UDST / spandex

Spatial Analysis and Data Extraction

Home Page:http://nbviewer.ipython.org/github/synthicity/user_meeting_2014/blob/gh-pages/spandex/spandex_demo.ipynb

Geek Repo:Geek Repo

Github PK Tool:Github PK Tool

clarify the role of conventions so that users know whether spandex requires them to use exec_sql to edit databases in all cases

tbuckl opened this issue · comments

Its unclear to me as a user whether I can edit a database that Spandex is using/managing outside of the Spandex ORM without breaking the Spandex database class' understanding of the schema.

In short, the Spandex database class does not seem to show any existing tables on my public schema after dropping and then re-adding a table in psql and then inspecting the database with Spandex database class.

The long version:
This is a pretty simple and use-case-specific SQL query that takes a few minutes:

https://github.com/synthicity/spandex/blob/master/spandex/spatialtoolz.py#L495-L513

It works fine when you run this script from start to finish:

https://github.com/synthicity/bayarea_urbansim/blob/master/data_regeneration/run.py

Unfortunately, running that script from start to finish takes more than 12 hours on a well-provisioned (and tuned) machine.

As a user, it would be nice to be able to just call that specific SQL query on an arbitrary table.
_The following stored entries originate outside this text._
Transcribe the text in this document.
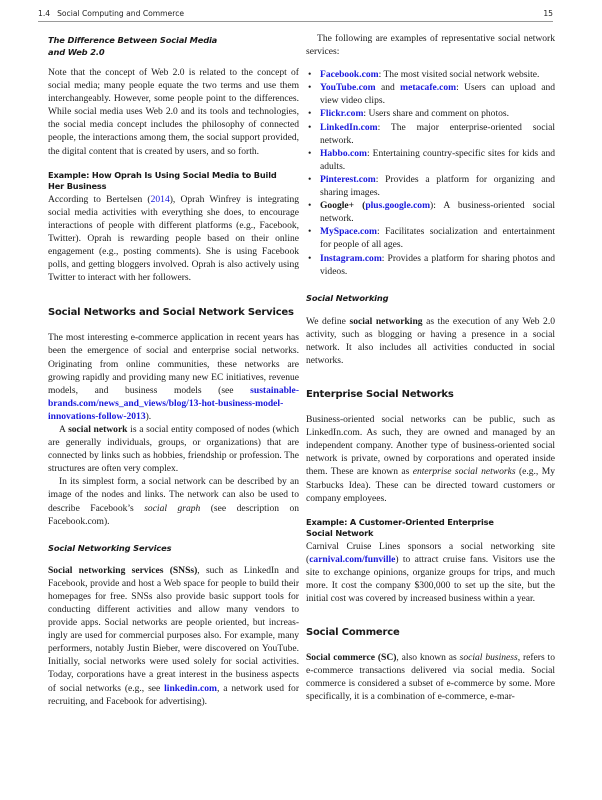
1.4 Social Computing and Commerce	15
The Difference Between Social Media
and Web 2.0

Note that the concept of Web 2.0 is related to the concept of social media; many people equate the two terms and use them interchangeably. However, some people point to the differences. While social media uses Web 2.0 and its tools and technologies, the social media concept includes the philosophy of connected people, the interactions among them, the social support provided, the digital content that is created by users, and so forth.

Example: How Oprah Is Using Social Media to Build
Her Business

According to Bertelsen (2014), Oprah Winfrey is integrating social media activities with everything she does, to encourage interactions of people with different platforms (e.g., Facebook, Twitter). Oprah is rewarding people based on their online engagement (e.g., posting comments). She is using Facebook polls, and getting bloggers involved. Oprah is also actively using Twitter to interact with her followers.

Social Networks and Social Network Services

The most interesting e-commerce application in recent years has been the emergence of social and enterprise social networks. Originating from online communities, these networks are growing rapidly and providing many new EC initiatives, revenue models, and business models (see sustainablebrands.com/news_and_views/blog/13-hot-business-model-innovations-follow-2013).

A social network is a social entity composed of nodes (which are generally individuals, groups, or organizations) that are connected by links such as hobbies, friendship or profession. The structures are often very complex.

In its simplest form, a social network can be described by an image of the nodes and links. The network can also be used to describe Facebook’s social graph (see description on Facebook.com).

Social Networking Services

Social networking services (SNSs), such as LinkedIn and Facebook, provide and host a Web space for people to build their homepages for free. SNSs also provide basic support tools for conducting different activities and allow many vendors to provide apps. Social networks are people oriented, but increasingly are used for commercial purposes also. For example, many performers, notably Justin Bieber, were discovered on YouTube. Initially, social networks were used solely for social activities. Today, corporations have a great interest in the business aspects of social networks (e.g., see linkedin.com, a network used for recruiting, and Facebook for advertising).

The following are examples of representative social network services:

• Facebook.com: The most visited social network website.
• YouTube.com and metacafe.com: Users can upload and view video clips.
• Flickr.com: Users share and comment on photos.
• LinkedIn.com: The major enterprise-oriented social network.
• Habbo.com: Entertaining country-specific sites for kids and adults.
• Pinterest.com: Provides a platform for organizing and sharing images.
• Google+ (plus.google.com): A business-oriented social network.
• MySpace.com: Facilitates socialization and entertainment for people of all ages.
• Instagram.com: Provides a platform for sharing photos and videos.
Social Networking

We define social networking as the execution of any Web 2.0 activity, such as blogging or having a presence in a social network. It also includes all activities conducted in social networks.

Enterprise Social Networks

Business-oriented social networks can be public, such as LinkedIn.com. As such, they are owned and managed by an independent company. Another type of business-oriented social network is private, owned by corporations and operated inside them. These are known as enterprise social networks (e.g., My Starbucks Idea). These can be directed toward customers or company employees.

Example: A Customer-Oriented Enterprise
Social Network

Carnival Cruise Lines sponsors a social networking site (carnival.com/funville) to attract cruise fans. Visitors use the site to exchange opinions, organize groups for trips, and much more. It cost the company $300,000 to set up the site, but the initial cost was covered by increased business within a year.

Social Commerce

Social commerce (SC), also known as social business, refers to e-commerce transactions delivered via social media. Social commerce is considered a subset of e-commerce by some. More specifically, it is a combination of e-commerce, e-mar-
However, it seems that there may be some conventions or dependencies that I am not following in calling it.

In particular, I suspect that I am getting an error because I am not calling that function on a table that was specifically created or registered with one of the several ORM's (2 if you count Spandex as an ORM?) that seem to be in use in this repository.

The error is below. As a user, this means I will probably re-write the query from the ORM language into SQL in order to accomplish my larger goal of reducing the run-time of data regenerations.

---geom_aggregation1 took 7.37857508659 seconds ---
/home/vagrant/anaconda/lib/python2.7/site-packages/sqlalchemy/dialects/postgresql/base.py:2079: SAWarning: Did not recognize type 'bpchar' of column 'county_id'
  name, format_type, default, notnull, domains, enums, schema)
/home/vagrant/anaconda/lib/python2.7/site-packages/sqlalchemy/dialects/postgresql/base.py:2079: SAWarning: Did not recognize type 'unknown' of column 'imputation_flag'
  name, format_type, default, notnull, domains, enums, schema)
PARCEL AGGREGATION:  Merge geometries (and aggregate attributes) based on within-interior-ring status
Traceback (most recent call last):
  File "geom_aggregation2.py", line 16, in <module>
    df = geom_unfilled(t.public.parcels, 'unfilled')
AttributeError: type object 'public' has no attribute 'parcels'
Traceback (most recent call last):
  File "geom_test.py", line 30, in <module>
    check_run('geom_aggregation2.py')
  File "geom_test.py", line 22, in check_run
    return subprocess.check_call([python, path])
  File "/home/vagrant/anaconda/lib/python2.7/subprocess.py", line 540, in check_call
    raise CalledProcessError(retcode, cmd)
subprocess.CalledProcessError: Command '['/home/vagrant/anaconda/bin/python', 'geom_aggregation2.py']' returned non-zero exit status 1

Hi Tom. Assuming spandex understands the data types (to map them to Python types), you can edit the database outside of spandex. If you changed table schema while running spandex, you need run database.refresh().

I see two errors in the traceback:

  • Did not recognize type 'bpchar' of column 'county_id'
  • Did not recognize type 'unknown' of column 'imputation_flag'

bpchar (blank padded char) is an internal PostgreSQL type. Can you check on the data type of those columns? You could try explicitly casting to int or char as appropriate.

It might be helpful to uncomment the logger.warn call in spandex.database.

FYI -

spandex recreates its knowledge of the schema each time the database.refresh() method is called. That knowledge is only kept in memory and doesn't persist if you restart Python/spandex.

When spandex modifies table schema (for example to add a new column), it calls database.refresh(). database.refesh() iterates over every schema, table, column using SQLAlchemy/GeoAlchemy introspection/reflection.

For more information about reflection, see the SQLAlchemy documentation on Reflecting Database Objects and Using Reflection with Declarative.

Thanks @daradib! I appreciate the feedback and I'll try this out when I get a moment.

By uncommenting that logger.warn I was able to discover that the tables that were not showing up in the load.tables/database class were not being mapped because they did not have a primary key. Is this a GeoAlchemy convention (or requirement) for reflection or a Spandex one? SQLAlchemy does not require this. The QGIS database adapter also has this requirement/convention. Perhaps its necessary? However, it clearly confused me. Anyway, thanks @daradib!